There has been a phoney war going on in the Labour party for a few months now.
Jeremy Corbyn repeatedly stresses that he has no hidden agenda when it comes to the deselection of MPs on the right of the party.
To put it bluntly, no-one on the right of the party believes him for a minute.
Leopards do not change their spots, goes the theory, and the hard left is as obsessed about sectarianism and party control as it ever was.
Shadow Chancellor John McDonnell attended a meeting of the Momentum group last month where the deselection of Chuka Umunna was openly discussed.
Meanwhile, the clumsy briefing about a New Year shadow cabinet reshuffle, with the demotion or sacking of Corbyn’s critics, notably the widely-liked and respected Hilary Benn, has done little to assuage centrists that the leadership isn’t coming after them.
An act of magnanimity towards Danczuk, one of his most vocal foes, would be a visible manifestation that Corbyn actually means what he says about tolerating differences of opinion.
Needless to say, though, some leadership acolytes can’t disguise their jubilation at Danczuk’s predicament. Enter Ken Livingstone:
“I just find it so bizarre because he [Danczuk] put himself at the centre of the investigation into sex abuse of young girls and so on in his area, to have fallen into this, I find it hard to believe. I can’t say too much because I’m on Labour’s NEC and might have to take the final decision about whether he’s allowed to resume his party membership or whether we expel him.
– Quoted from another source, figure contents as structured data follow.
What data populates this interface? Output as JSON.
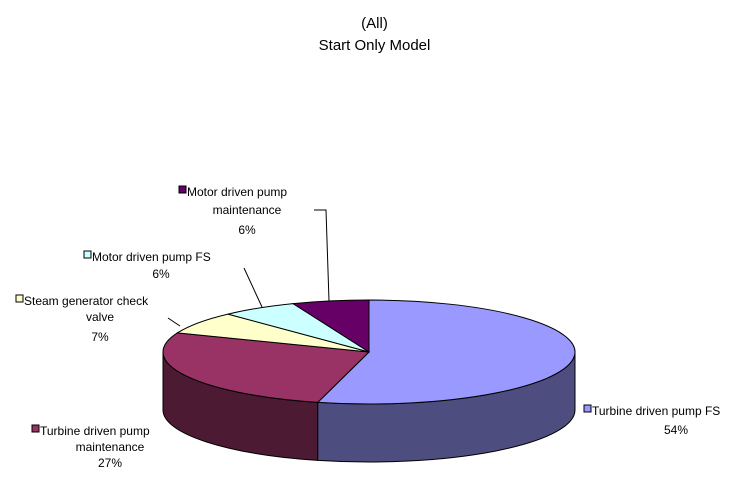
{
  "chart_data": {
    "type": "pie",
    "style": "3d",
    "title": "(All)",
    "subtitle": "Start Only Model",
    "legend": "none",
    "slices": [
      {
        "label": "Turbine driven pump FS",
        "value": 54,
        "pct_label": "54%",
        "color": "#9999ff",
        "side_color": "#4d4d80"
      },
      {
        "label": "Turbine driven pump maintenance",
        "value": 27,
        "pct_label": "27%",
        "color": "#993366",
        "side_color": "#4d1a33"
      },
      {
        "label": "Steam generator check valve",
        "value": 7,
        "pct_label": "7%",
        "color": "#ffffcc",
        "side_color": "#808066"
      },
      {
        "label": "Motor driven pump FS",
        "value": 6,
        "pct_label": "6%",
        "color": "#ccffff",
        "side_color": "#668080"
      },
      {
        "label": "Motor driven pump maintenance",
        "value": 6,
        "pct_label": "6%",
        "color": "#660066",
        "side_color": "#330033"
      }
    ]
  }
}
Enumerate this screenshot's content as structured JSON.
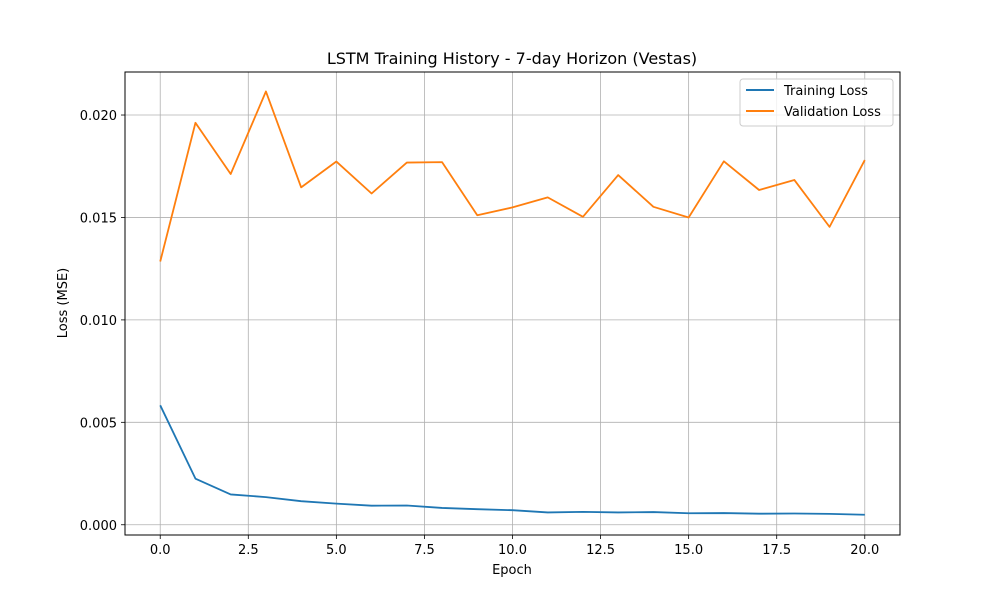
{
  "chart_data": {
    "type": "line",
    "title": "LSTM Training History - 7-day Horizon (Vestas)",
    "xlabel": "Epoch",
    "ylabel": "Loss (MSE)",
    "xlim": [
      -1.0,
      21.0
    ],
    "ylim": [
      -0.0005,
      0.0221
    ],
    "xticks": [
      0.0,
      2.5,
      5.0,
      7.5,
      10.0,
      12.5,
      15.0,
      17.5,
      20.0
    ],
    "xtick_labels": [
      "0.0",
      "2.5",
      "5.0",
      "7.5",
      "10.0",
      "12.5",
      "15.0",
      "17.5",
      "20.0"
    ],
    "yticks": [
      0.0,
      0.005,
      0.01,
      0.015,
      0.02
    ],
    "ytick_labels": [
      "0.000",
      "0.005",
      "0.010",
      "0.015",
      "0.020"
    ],
    "grid": true,
    "legend_position": "top-right",
    "x": [
      0,
      1,
      2,
      3,
      4,
      5,
      6,
      7,
      8,
      9,
      10,
      11,
      12,
      13,
      14,
      15,
      16,
      17,
      18,
      19,
      20
    ],
    "series": [
      {
        "name": "Training Loss",
        "color": "#1f77b4",
        "values": [
          0.00583,
          0.00225,
          0.00148,
          0.00135,
          0.00115,
          0.00103,
          0.00093,
          0.00094,
          0.00082,
          0.00076,
          0.00071,
          0.0006,
          0.00063,
          0.0006,
          0.00062,
          0.00056,
          0.00057,
          0.00054,
          0.00055,
          0.00053,
          0.00049
        ]
      },
      {
        "name": "Validation Loss",
        "color": "#ff7f0e",
        "values": [
          0.01285,
          0.01962,
          0.01712,
          0.02115,
          0.01647,
          0.01773,
          0.01617,
          0.01768,
          0.0177,
          0.01511,
          0.01549,
          0.01598,
          0.01503,
          0.01707,
          0.01552,
          0.015,
          0.01774,
          0.01634,
          0.01683,
          0.01454,
          0.0178
        ]
      }
    ]
  }
}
“I don’t see how you can be sexually attracted to somebody that young, there’s something really disturbing [about it].”
Is he acting as an outrider for Corbyn? If so, the leadership should be careful about prurience being the reason for sacking one of their MPs.
Having threatened to stand against Corbyn as a stalking horse in the event of poor elections results in May’s Scottish, Welsh, London and local elections, Danczuk now finds himself at the mercy of his leader.
The smart move by Corbyn would be to admonish him for his recklessness and quietly drop the suspension and readmit him. He has broken no law and if sending a few racy tweets to a fellow consenting adult is now a capital offence in Labour politics, there will be plenty more MPs following Danczuk out of the exit door.